O Aeroporto Internacional de Florianópolis entrou em maio de 2026 como principal porta de entrada aérea de Santa Catarina, após concentrar mais da metade do fluxo doméstico estadual e toda a operação internacional registrada no primeiro bimestre.
Os números divulgados pelo governo catarinense mostram avanço relevante do terminal em passageiros e cargas, reforçando o peso da capital no turismo e nos negócios regionais.
No curto prazo, esse desempenho ocorre enquanto a cidade atravessa um começo de maio com chuva frequente e queda de temperatura, cenário que exige atenção extra de viajantes e operadores.
Liderança do terminal no estado ganha escala em 2026
Segundo a Secretaria de Portos, Aeroportos e Ferrovias, Santa Catarina somou mais de 1,7 milhão de passageiros em janeiro e fevereiro.
Na mesma base, o crescimento estadual foi de 12,39% sobre o primeiro bimestre de 2025, acima da média nacional informada pelo próprio balanço oficial.
Florianópolis respondeu por 675,9 mil passageiros domésticos, o equivalente a 53,88% desse fluxo dentro do estado.
Além disso, o terminal da capital concentrou 531,1 mil passageiros internacionais, mantendo sozinho toda a movimentação externa contabilizada em Santa Catarina no período.
- Passageiros domésticos em Florianópolis: 675,9 mil
- Participação no fluxo doméstico estadual: 53,88%
- Passageiros internacionais: 531,1 mil
- Cargas movimentadas no terminal: 2,4 mil toneladas

Movimento de cargas amplia peso econômico da capital
O mesmo levantamento aponta 3,6 mil toneladas de cargas nos aeroportos catarinenses no bimestre, entre operações domésticas e internacionais.
Desse total, Florianópolis respondeu por 2,4 mil toneladas, com 1,24 mil toneladas domésticas e 1,18 mil internacionais.
Na prática, isso coloca o aeroporto da capital como eixo logístico aéreo mais relevante do estado também no transporte de mercadorias.
O desempenho reforça uma tendência já observada no verão, quando a Polícia Federal informou expectativa de alta circulação de passageiros no terminal internacional da cidade.
- Mais voos significam maior circulação de turistas
- Mais carga aérea acelera cadeias de comércio e serviços
- Maior fluxo pressiona acesso urbano e operação terrestre
- O terminal amplia a centralidade econômica de Florianópolis
Chuva no início de maio adiciona pressão operacional
No momento em que o aeroporto mantém esse protagonismo, Florianópolis atravessa uma semana de chuvas em praticamente todos os dias entre 27 de abril e 3 de maio.
A previsão citada pela CNN Brasil indicou máximas entre 20°C e 26°C e mínima de 14°C no domingo, 3 de maio.
No sábado, 2 de maio, o volume previsto chegava a 12,42 mm, o maior da semana, com umidade elevada e persistência de instabilidade.
Embora chuva não signifique automaticamente atraso ou cancelamento, o cenário costuma exigir monitoramento de companhia aérea, bagagem e deslocamento até o terminal.
- Confirmar o status do voo antes de sair de casa
- Sair com antecedência maior por causa do trânsito
- Revisar documentos para embarques nacionais e internacionais
- Checar regras da companhia para remarcação e assistência
UFSC amplia assistência estudantil e ajuda a explicar demanda
Outro vetor de circulação em Florianópolis vem da rotina universitária. A UFSC mantém programas de permanência que sustentam o fluxo contínuo de estudantes entre campi e a capital.
Na página da Pró-Reitoria de Permanência e Assuntos Estudantis, a universidade informa que houve prorrogação de cadastros da assistência estudantil com vencimento em abril e maio de 2026.

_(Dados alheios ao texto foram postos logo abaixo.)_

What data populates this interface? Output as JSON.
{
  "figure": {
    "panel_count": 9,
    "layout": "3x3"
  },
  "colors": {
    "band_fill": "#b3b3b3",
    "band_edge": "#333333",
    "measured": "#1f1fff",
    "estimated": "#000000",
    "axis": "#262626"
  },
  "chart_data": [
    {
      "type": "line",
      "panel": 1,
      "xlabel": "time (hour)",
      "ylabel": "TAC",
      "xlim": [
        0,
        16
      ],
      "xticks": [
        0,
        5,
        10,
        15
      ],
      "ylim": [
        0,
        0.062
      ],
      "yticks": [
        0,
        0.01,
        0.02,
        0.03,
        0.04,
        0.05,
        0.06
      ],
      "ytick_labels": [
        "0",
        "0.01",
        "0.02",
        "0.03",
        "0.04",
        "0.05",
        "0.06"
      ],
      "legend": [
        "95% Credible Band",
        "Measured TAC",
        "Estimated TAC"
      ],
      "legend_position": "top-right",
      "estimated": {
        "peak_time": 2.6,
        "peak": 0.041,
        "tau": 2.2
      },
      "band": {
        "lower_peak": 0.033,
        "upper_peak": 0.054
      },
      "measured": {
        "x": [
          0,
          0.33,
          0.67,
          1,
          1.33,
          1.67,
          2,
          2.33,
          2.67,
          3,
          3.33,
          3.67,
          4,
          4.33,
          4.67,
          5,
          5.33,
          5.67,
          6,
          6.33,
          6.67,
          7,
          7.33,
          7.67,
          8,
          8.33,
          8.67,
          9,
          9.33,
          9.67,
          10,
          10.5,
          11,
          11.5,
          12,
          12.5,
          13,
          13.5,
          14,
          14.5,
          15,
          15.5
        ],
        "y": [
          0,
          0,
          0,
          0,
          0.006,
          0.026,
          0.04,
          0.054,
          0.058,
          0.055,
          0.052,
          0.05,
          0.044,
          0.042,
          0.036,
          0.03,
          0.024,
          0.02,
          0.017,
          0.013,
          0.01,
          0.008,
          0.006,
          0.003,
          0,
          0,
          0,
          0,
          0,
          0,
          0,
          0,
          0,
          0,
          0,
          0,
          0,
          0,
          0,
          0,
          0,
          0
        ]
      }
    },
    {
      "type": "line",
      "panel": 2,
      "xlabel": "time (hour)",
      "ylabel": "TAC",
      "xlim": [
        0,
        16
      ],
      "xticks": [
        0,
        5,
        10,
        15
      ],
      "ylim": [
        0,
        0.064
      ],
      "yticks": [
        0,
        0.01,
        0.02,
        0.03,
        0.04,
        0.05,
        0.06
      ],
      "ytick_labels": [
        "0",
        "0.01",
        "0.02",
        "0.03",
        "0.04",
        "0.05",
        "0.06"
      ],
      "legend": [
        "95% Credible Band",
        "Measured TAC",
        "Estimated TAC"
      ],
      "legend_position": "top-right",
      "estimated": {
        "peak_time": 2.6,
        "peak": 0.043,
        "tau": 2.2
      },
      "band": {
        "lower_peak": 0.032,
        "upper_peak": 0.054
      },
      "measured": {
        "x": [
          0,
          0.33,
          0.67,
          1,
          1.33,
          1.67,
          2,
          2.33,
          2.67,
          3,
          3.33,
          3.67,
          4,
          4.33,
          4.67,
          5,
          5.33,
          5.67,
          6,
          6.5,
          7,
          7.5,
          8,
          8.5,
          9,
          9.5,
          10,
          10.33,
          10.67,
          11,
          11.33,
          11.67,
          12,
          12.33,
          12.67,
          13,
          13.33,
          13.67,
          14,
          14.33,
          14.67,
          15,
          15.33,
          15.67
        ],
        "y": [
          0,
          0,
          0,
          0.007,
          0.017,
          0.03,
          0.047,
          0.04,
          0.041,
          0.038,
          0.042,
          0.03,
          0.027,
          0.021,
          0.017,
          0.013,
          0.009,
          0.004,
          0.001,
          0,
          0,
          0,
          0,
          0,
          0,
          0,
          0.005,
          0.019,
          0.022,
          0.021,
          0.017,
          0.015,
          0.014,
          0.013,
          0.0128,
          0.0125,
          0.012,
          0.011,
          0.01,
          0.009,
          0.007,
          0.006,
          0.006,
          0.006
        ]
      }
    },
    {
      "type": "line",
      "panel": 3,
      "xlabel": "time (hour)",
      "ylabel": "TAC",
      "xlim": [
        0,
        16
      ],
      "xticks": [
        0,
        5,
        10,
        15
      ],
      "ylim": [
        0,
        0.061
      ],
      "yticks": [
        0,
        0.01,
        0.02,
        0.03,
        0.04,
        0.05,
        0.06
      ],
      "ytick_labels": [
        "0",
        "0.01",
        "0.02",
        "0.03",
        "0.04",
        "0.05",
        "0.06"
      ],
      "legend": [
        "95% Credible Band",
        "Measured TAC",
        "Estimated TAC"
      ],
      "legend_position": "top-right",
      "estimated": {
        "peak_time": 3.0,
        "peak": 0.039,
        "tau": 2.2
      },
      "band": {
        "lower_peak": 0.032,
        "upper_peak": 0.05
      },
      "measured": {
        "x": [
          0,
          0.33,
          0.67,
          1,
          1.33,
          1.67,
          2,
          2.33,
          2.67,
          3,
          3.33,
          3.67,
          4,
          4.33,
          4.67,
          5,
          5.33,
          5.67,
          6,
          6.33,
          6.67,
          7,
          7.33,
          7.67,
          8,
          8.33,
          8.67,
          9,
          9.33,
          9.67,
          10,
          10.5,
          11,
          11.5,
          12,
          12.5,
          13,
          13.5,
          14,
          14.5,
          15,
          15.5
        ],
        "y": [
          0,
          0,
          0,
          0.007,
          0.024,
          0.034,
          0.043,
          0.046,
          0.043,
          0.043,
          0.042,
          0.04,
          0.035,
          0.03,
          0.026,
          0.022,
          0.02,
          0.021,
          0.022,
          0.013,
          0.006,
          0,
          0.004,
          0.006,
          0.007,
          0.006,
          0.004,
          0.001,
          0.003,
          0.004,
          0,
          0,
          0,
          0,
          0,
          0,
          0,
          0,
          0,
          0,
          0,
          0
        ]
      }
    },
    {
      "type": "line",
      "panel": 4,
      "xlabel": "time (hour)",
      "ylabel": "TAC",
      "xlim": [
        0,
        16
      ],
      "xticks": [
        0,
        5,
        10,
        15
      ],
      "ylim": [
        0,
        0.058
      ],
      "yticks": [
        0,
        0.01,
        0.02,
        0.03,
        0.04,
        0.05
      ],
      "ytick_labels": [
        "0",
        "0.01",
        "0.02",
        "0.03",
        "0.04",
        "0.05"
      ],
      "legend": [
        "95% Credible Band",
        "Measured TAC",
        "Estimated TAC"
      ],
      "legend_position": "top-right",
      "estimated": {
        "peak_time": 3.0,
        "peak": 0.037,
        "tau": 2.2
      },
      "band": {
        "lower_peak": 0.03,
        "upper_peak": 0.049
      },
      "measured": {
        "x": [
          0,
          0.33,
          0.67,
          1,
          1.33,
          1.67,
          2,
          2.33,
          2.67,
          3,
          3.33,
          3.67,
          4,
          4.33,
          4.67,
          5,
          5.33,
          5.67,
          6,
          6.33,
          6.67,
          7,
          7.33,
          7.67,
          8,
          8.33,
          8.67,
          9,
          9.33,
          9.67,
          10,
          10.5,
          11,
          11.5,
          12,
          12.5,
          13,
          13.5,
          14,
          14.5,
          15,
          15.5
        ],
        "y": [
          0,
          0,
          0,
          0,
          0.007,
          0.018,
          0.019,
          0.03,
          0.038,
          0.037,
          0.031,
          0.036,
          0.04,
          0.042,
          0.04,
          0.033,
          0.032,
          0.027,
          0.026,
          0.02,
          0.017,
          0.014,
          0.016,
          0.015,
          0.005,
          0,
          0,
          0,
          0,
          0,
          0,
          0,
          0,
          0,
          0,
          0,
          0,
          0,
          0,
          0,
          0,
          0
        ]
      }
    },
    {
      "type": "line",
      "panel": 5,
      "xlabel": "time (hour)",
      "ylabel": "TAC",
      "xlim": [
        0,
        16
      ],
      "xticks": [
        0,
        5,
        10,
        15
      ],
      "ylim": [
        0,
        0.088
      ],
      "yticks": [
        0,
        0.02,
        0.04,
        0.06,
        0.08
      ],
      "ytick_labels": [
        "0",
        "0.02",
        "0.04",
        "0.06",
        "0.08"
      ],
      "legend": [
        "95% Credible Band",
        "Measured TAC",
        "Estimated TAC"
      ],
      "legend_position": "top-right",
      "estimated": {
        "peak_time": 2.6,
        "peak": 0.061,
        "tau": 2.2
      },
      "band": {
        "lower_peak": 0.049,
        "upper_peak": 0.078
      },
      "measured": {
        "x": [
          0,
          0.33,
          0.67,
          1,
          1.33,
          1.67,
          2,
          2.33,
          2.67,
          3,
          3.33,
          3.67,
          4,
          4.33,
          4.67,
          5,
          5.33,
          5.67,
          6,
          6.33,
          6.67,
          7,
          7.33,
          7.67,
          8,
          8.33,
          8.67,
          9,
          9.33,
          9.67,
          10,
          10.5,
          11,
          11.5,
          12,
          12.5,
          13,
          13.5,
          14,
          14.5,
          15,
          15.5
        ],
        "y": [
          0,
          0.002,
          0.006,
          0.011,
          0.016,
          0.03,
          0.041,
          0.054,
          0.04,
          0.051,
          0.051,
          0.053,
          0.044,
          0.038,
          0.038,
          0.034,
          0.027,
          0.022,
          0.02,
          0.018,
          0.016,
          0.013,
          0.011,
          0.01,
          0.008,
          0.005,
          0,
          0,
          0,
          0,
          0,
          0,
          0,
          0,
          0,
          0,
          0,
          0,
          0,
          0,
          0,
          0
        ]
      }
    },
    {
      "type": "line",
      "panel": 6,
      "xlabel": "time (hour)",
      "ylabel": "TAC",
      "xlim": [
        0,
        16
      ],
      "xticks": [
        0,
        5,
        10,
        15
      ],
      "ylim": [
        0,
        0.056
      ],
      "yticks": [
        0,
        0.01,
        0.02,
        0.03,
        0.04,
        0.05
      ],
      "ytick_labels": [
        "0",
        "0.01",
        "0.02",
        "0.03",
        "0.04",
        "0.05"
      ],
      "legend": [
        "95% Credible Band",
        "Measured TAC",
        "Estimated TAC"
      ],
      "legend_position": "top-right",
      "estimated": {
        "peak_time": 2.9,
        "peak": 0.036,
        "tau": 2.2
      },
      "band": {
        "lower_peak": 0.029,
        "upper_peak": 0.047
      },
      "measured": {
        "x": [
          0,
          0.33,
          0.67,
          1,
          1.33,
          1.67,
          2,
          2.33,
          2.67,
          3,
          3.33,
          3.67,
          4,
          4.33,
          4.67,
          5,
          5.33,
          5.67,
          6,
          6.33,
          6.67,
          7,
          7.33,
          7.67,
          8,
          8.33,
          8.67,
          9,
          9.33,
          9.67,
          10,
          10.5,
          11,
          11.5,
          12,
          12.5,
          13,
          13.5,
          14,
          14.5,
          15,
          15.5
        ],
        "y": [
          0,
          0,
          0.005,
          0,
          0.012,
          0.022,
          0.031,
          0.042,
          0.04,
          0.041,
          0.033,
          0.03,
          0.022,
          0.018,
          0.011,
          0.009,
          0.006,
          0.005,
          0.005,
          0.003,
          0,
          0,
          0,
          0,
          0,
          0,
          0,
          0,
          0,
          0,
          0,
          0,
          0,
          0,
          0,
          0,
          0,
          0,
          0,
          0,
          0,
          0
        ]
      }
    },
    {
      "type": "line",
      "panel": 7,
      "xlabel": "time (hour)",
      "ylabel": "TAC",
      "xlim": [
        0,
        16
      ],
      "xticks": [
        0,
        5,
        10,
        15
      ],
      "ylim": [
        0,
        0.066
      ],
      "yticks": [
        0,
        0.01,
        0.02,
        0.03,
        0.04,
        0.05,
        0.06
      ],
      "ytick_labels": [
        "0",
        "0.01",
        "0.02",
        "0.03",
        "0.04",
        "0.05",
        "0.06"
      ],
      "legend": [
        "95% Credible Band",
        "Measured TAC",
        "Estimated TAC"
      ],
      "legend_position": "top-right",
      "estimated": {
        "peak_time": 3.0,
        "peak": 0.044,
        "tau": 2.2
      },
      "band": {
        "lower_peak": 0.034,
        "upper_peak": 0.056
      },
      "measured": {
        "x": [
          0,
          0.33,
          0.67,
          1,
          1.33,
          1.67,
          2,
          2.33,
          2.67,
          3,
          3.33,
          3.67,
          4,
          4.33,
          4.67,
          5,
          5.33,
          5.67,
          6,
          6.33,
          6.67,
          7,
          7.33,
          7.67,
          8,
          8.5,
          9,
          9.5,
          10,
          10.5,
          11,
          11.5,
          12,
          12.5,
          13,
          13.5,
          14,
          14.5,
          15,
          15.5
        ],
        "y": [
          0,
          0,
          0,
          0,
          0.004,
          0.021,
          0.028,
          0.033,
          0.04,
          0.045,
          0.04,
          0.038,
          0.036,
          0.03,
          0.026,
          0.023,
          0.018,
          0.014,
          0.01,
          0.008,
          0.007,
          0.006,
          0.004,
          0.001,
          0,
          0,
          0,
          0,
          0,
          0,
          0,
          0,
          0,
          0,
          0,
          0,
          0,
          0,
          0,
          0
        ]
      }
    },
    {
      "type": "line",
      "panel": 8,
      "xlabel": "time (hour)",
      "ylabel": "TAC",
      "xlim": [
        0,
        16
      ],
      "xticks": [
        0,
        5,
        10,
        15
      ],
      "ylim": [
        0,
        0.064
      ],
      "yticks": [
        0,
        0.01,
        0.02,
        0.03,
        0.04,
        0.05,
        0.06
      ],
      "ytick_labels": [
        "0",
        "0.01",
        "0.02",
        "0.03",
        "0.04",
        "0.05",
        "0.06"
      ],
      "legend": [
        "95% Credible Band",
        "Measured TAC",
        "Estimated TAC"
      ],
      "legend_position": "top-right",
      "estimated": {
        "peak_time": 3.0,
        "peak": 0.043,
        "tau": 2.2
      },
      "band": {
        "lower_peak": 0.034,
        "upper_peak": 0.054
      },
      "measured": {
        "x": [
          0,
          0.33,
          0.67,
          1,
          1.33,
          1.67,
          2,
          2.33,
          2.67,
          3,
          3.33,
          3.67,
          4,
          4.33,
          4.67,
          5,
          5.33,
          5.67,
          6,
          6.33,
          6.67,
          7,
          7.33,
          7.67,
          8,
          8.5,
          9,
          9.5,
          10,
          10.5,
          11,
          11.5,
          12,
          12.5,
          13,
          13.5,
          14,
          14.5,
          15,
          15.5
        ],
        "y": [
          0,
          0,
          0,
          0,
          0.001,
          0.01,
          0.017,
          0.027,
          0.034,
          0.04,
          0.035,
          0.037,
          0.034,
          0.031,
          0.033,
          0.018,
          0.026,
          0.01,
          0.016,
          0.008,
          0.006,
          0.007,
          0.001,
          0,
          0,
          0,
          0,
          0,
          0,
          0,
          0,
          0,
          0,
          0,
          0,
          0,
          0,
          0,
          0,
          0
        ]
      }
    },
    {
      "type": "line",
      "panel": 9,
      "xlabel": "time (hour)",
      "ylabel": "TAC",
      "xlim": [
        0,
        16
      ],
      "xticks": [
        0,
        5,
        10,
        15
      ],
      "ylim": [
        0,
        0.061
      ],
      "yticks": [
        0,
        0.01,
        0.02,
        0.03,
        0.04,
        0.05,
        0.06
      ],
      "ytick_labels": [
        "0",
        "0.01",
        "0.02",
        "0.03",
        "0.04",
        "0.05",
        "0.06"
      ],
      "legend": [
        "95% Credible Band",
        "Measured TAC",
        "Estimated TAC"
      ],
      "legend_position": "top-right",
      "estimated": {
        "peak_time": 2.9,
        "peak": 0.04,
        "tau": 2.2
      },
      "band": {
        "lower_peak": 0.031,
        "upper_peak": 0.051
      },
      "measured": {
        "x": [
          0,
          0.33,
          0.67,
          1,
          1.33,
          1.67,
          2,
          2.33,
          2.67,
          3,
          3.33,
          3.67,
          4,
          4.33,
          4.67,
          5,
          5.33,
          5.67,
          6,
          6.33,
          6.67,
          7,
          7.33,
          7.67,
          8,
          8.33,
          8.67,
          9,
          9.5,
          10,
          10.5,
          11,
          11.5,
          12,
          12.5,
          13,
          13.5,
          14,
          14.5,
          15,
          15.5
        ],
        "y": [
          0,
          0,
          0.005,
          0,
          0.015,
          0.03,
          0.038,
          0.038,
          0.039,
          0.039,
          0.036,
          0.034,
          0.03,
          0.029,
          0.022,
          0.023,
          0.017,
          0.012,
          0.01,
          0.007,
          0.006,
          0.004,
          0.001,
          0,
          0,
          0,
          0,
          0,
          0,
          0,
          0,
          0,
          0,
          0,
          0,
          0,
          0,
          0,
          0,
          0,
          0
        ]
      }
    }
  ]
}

O portal também reúne normas para benefícios e isenção de refeições do Restaurante Universitário em Florianópolis e outros campi federais catarinenses.
Esse ambiente acadêmico, somado ao turismo e à presença crescente de voos internacionais, ajuda a explicar por que a capital concentra deslocamentos durante praticamente todo o ano.
O que muda para Florianópolis a partir desses números
O dado mais relevante não é apenas o recorde estadual. É o fato de Florianópolis concentrar, ao mesmo tempo, turismo internacional, viagens domésticas e carga aérea em escala superior aos demais terminais catarinenses.
Isso amplia a pressão sobre mobilidade urbana, acessos viários, transporte por aplicativo, táxis, hotelaria e serviços ligados ao aeroporto.
Também fortalece o argumento de que a capital deixou de depender apenas da alta temporada e passou a operar como plataforma permanente de conexão regional.
Se a trajetória do primeiro bimestre se mantiver ao longo de 2026, Florianópolis tende a consolidar ainda mais sua posição estratégica no mapa aéreo do Sul do Brasil.